GAST-KOMMENTAR

Verachtung für echten Wettbewerb

von Redaktion

Der Motor des Fortschritts ist der Wettbewerb. Charles Darwin sah ihn am Werk in der Natur. Adam Smith erkannte seine wohlstandsfördernde Wirkung in der Wirtschaft. Sportbegeisterte staunen über die Leistungen, zu denen er unsere besten Sportler anspornt. Und als Universitätsprofessor sehe ich den Wissensfortschritt, der durch frei konkurrierende Argumente gefördert wird, ob in den Geistes-, Sozial-, Bio- oder und Naturwissenschaften.

Wo der Wettbewerb behindert wird, verlangsamt sich der Fortschritt oder er wird sogar rückgängig gemacht. Die großen Zivilisationen Chinas und Japans litten einst unter den Auswirkungen eines mangelnden Wettbewerbes, die aus einer selbst auferlegten Isolation erfolgten. Als die „schwarzen Schiffe“ aus Europa und Amerika vor ihren Küsten erschienen, waren sie schutzlos ausgeliefert und mussten ihre Märkte für den globalen Handel, einschließlich des süchtig machenden Opiums, das aus Britisch-Indien eingeschmuggelt wurde, öffnen.

Als Kuba nach einer Periode der Isolation infolge der Castro-Revolution versuchte, in den 1990er-Jahren in die internationalen Basketball-Wettbewerbe zurückzukehren, musste es feststellen, dass es weit hinter den Weltstandard zurückgefallen war. Das Land, das in den 1950er-Jahren zu der Spitzengruppe gehörte, hat entscheidende Entwicklungen in der Spieltechnik verpasst.

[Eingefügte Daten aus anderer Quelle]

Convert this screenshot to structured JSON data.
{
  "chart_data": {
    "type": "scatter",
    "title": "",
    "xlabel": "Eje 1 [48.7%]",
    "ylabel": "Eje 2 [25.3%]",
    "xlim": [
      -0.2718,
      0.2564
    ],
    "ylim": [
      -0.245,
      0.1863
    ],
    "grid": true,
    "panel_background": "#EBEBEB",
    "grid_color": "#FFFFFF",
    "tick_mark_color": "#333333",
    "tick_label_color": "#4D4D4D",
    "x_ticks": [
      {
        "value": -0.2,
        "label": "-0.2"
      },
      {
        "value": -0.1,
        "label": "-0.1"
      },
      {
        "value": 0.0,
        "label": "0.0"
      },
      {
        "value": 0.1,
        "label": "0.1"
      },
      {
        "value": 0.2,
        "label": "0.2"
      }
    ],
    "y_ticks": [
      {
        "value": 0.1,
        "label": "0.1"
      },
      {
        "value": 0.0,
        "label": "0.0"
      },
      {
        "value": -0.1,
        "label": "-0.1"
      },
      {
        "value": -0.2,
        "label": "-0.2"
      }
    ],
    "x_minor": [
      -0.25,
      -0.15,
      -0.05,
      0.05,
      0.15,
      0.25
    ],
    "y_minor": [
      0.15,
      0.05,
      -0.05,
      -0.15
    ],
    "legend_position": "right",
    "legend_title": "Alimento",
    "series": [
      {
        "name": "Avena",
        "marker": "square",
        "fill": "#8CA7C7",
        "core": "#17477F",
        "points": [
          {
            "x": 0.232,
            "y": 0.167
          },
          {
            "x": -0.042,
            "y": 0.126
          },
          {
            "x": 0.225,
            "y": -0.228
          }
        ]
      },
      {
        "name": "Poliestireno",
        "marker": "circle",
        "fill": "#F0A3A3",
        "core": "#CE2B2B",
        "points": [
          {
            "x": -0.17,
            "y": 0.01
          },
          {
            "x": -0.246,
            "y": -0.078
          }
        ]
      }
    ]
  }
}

Im Unterricht sehe ich die Auswirkungen der ideologiebasierten Erziehung an Austauschstudierenden aus autoritären Ländern, die sich in einer Seminar-Debatte nur schwer behaupten können. Allzu oft ist ihre Antwort auf eine von mir gestellte sokratische Frage: „Was sagt der Professor?“

Und so ist das Ergebnis der gestern von Donald Trump angekündigten massiven Erhebung der Zölle ebenso offensichtlich wie tragisch. Denn Protektionismus verschont die eigene Industrie vor der Konkurrenz im Ausland. Trumps Rückkehr zu einer kruden Form des Merkantilismus, wie er vom 16. bis zum 18. Jahrhundert in vielen Teilen Europas praktiziert wurde, wird Amerika und die Amerikaner ärmer, dümmer und weniger gut vorbereitet zurücklassen. Sie werden weniger Auswahl genießen und am Ende mehr Geld für schlechtere Produkte bezahlen.

Aber es ist noch schlimmer. Hätten wir Glück, wäre das Ergebnis einer isolierten Wirtschaft bloß ein unnötig langsames Wachstum. Doch Trumps Verachtung für Wettbewerb erstreckt sich über die Wirtschaft hinaus. Seine Bemühungen, die freie Meinungsäußerung einzuschränken, seine Angriffe auf die Unabhängigkeit der Institutionen, sein Versuch, Kultureinrichtungen unter die Kontrolle politischer Verbündeter zu stellen, seine Bemühungen, die Einreise nicht nur illegalen Einwanderern zu verweigern, sondern auch andersdenkenden Ausländern, werden nicht nur zu höheren Preisen für minderwertige Waren führen. Sie bergen auch die Gefahr, dass sich der amerikanische Geist verschließt.

Der Autor

Der in München lebende US-Amerikaner Prof. James W. Davis ist Politik-Professor in St. Gallen.